The spend control process?
Spend control is a structured business process that dramatically increases the control and visibility you have over what your organisation spends for all types of goods and services. It’s a process you use to significantly reduce costs by ensuring that only truly needed and properly authorised goods and services are purchased, and by making sure you obtain best possible value when they are. It also serves to dramatically reduce invoice processing time, effort and cost in Accounts Payable, as well as creating greater efficiencies in Procurement and throughout your organisation.
But you may be wondering if it is possible to implement effective spend control without first replacing your existing ERP system. You know from experience that process can be long, expensive and risky. You don’t want to do it if you can possibly avoid it.
The good news is that you can deploy highly effective spend control around just about any core
financial management or ERP system. In fact, it makes good sense to use a spend control system that is outside the bounds of ERP for two important reasons:
- Spend control is about managing business processes that are outside the realm of ERP. For instance, it manages the processes before a PO or invoice hits ERP and before a supplier is added to ERP. And it uses a whole new range of information about suppliers, RFPs, contracts and catalogues that is not even in your ERP system.
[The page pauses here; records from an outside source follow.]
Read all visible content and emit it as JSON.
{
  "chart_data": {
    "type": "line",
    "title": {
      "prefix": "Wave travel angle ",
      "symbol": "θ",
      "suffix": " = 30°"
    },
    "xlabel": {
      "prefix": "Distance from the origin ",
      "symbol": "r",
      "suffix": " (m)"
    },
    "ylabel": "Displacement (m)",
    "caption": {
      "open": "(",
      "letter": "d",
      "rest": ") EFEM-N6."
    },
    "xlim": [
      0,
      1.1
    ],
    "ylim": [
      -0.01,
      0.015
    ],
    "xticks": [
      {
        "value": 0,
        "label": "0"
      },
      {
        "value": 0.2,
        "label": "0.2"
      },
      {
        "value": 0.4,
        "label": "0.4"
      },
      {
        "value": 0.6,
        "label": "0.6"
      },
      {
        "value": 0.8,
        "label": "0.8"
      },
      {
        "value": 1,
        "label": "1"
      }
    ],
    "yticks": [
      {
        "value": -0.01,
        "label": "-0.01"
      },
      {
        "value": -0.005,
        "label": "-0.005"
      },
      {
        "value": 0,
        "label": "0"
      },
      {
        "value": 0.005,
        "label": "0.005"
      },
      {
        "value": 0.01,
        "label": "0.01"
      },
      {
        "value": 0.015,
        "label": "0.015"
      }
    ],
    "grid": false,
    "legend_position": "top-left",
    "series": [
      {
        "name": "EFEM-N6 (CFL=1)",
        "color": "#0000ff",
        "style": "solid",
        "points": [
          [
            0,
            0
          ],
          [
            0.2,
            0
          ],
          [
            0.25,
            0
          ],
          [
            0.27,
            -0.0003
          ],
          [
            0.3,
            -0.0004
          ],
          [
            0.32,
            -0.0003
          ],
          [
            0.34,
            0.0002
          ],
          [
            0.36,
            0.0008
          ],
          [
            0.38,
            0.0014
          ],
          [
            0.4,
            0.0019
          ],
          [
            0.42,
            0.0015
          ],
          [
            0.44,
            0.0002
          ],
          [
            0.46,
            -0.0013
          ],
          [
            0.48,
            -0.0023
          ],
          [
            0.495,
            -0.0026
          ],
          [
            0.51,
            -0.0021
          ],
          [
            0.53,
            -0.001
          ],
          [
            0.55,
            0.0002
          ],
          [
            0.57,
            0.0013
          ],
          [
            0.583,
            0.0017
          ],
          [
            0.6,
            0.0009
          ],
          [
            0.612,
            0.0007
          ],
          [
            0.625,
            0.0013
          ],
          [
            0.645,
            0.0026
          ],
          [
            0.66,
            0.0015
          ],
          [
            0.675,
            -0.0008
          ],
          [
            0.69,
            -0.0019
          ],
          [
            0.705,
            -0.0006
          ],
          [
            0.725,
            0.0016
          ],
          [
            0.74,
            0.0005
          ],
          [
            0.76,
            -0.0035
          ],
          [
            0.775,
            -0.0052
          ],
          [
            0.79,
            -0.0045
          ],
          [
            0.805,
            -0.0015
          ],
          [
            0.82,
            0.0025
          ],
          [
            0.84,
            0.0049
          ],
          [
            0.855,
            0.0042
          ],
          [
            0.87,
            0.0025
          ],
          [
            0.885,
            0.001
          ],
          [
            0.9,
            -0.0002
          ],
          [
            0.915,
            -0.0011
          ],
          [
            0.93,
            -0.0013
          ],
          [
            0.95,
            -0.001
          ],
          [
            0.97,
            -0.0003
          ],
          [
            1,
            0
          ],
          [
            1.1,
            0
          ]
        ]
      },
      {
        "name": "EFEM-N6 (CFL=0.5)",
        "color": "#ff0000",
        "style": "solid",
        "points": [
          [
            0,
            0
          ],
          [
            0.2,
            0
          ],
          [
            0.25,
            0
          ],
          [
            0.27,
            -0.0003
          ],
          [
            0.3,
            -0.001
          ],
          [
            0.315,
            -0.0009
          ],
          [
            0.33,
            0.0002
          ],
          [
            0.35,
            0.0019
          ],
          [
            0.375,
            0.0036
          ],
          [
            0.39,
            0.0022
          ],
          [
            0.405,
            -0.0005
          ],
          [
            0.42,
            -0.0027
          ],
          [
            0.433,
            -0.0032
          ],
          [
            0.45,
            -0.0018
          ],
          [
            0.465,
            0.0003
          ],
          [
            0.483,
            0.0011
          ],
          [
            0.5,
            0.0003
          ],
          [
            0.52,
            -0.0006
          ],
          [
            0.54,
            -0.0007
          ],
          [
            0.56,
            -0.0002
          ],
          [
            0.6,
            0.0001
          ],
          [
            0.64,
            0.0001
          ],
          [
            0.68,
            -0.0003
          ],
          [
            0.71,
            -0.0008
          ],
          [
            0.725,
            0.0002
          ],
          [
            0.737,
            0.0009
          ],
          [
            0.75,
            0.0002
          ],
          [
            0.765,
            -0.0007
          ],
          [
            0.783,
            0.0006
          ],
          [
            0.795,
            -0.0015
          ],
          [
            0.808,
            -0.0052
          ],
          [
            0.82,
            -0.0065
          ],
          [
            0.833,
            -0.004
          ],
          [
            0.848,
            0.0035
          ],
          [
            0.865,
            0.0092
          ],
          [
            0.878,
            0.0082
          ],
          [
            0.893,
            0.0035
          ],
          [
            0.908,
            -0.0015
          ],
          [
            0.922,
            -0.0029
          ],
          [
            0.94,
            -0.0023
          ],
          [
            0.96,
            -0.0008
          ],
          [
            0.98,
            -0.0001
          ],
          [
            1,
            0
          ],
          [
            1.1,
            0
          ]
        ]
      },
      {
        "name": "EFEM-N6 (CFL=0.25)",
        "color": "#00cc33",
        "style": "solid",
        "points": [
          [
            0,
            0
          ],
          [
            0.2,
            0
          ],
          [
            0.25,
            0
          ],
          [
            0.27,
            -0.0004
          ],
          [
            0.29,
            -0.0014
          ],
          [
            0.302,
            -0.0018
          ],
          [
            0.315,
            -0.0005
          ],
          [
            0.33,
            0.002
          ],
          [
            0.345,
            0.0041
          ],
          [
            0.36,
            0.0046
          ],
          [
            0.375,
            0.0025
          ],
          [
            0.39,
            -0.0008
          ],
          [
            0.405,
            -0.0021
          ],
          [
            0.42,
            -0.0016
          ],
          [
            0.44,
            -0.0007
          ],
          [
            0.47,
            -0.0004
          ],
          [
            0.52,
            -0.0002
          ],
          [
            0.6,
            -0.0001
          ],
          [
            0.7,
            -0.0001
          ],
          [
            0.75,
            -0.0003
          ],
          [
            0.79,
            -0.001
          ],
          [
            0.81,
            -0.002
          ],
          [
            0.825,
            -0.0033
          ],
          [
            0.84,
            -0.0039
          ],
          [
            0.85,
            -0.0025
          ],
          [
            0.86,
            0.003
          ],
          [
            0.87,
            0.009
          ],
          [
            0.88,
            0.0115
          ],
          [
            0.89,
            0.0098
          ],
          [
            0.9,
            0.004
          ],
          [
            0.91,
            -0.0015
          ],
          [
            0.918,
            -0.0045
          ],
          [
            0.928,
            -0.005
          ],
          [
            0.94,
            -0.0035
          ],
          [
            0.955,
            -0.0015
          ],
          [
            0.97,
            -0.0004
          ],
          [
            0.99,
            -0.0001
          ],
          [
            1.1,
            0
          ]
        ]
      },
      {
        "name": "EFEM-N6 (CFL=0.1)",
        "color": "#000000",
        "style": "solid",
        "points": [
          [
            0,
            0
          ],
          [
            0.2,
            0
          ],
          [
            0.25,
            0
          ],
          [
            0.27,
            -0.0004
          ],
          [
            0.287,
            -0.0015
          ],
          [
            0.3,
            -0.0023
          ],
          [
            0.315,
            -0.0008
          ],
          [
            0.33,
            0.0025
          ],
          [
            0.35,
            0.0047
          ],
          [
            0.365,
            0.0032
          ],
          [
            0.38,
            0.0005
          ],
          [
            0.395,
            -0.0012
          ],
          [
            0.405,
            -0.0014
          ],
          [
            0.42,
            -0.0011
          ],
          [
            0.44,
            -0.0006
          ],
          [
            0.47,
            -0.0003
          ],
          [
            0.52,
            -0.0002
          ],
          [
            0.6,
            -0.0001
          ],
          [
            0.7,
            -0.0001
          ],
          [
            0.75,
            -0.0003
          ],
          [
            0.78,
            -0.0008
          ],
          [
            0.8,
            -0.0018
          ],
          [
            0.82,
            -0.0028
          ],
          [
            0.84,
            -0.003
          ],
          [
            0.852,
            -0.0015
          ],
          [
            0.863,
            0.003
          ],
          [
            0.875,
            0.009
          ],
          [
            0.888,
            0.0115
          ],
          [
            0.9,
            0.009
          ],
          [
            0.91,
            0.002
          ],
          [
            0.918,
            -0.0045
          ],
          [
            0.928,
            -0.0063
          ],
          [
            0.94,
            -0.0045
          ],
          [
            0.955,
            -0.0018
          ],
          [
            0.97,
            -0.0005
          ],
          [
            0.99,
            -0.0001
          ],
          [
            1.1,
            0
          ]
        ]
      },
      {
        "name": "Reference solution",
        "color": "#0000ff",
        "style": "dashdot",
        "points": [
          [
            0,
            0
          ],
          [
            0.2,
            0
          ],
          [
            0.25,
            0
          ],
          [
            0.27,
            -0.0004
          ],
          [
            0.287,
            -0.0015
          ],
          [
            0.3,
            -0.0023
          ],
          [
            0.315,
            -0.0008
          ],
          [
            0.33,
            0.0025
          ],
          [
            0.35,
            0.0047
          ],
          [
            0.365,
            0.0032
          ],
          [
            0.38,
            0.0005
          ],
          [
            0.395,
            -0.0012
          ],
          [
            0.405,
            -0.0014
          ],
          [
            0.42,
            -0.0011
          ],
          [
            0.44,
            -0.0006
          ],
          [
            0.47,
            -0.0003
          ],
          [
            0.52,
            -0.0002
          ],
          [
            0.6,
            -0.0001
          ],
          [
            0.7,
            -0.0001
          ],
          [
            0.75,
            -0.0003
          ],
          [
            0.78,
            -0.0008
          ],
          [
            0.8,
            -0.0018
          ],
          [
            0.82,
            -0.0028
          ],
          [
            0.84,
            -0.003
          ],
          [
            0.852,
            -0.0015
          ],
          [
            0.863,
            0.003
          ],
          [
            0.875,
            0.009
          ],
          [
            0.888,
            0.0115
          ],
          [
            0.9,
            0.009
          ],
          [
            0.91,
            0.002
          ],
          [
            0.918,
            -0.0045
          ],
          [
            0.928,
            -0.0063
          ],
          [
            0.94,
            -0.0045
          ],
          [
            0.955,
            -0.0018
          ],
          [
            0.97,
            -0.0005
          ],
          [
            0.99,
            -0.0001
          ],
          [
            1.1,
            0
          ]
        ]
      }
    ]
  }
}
- Spend control involves many more people than those who use ERP. Parts of your system will be used by practically every employee. Other parts will be used by your suppliers who are outside the four walls of your organisation.
Because the business processes are so different, and because so many people will always be ‘non-expert’ users, the nature of a good spend control system is quite different from the nature of most ERP systems. Modern spend control systems have been designed to remove complexity and guide users through intuitive step-by-step processes – a different approach to the transaction processing model within most ERP systems.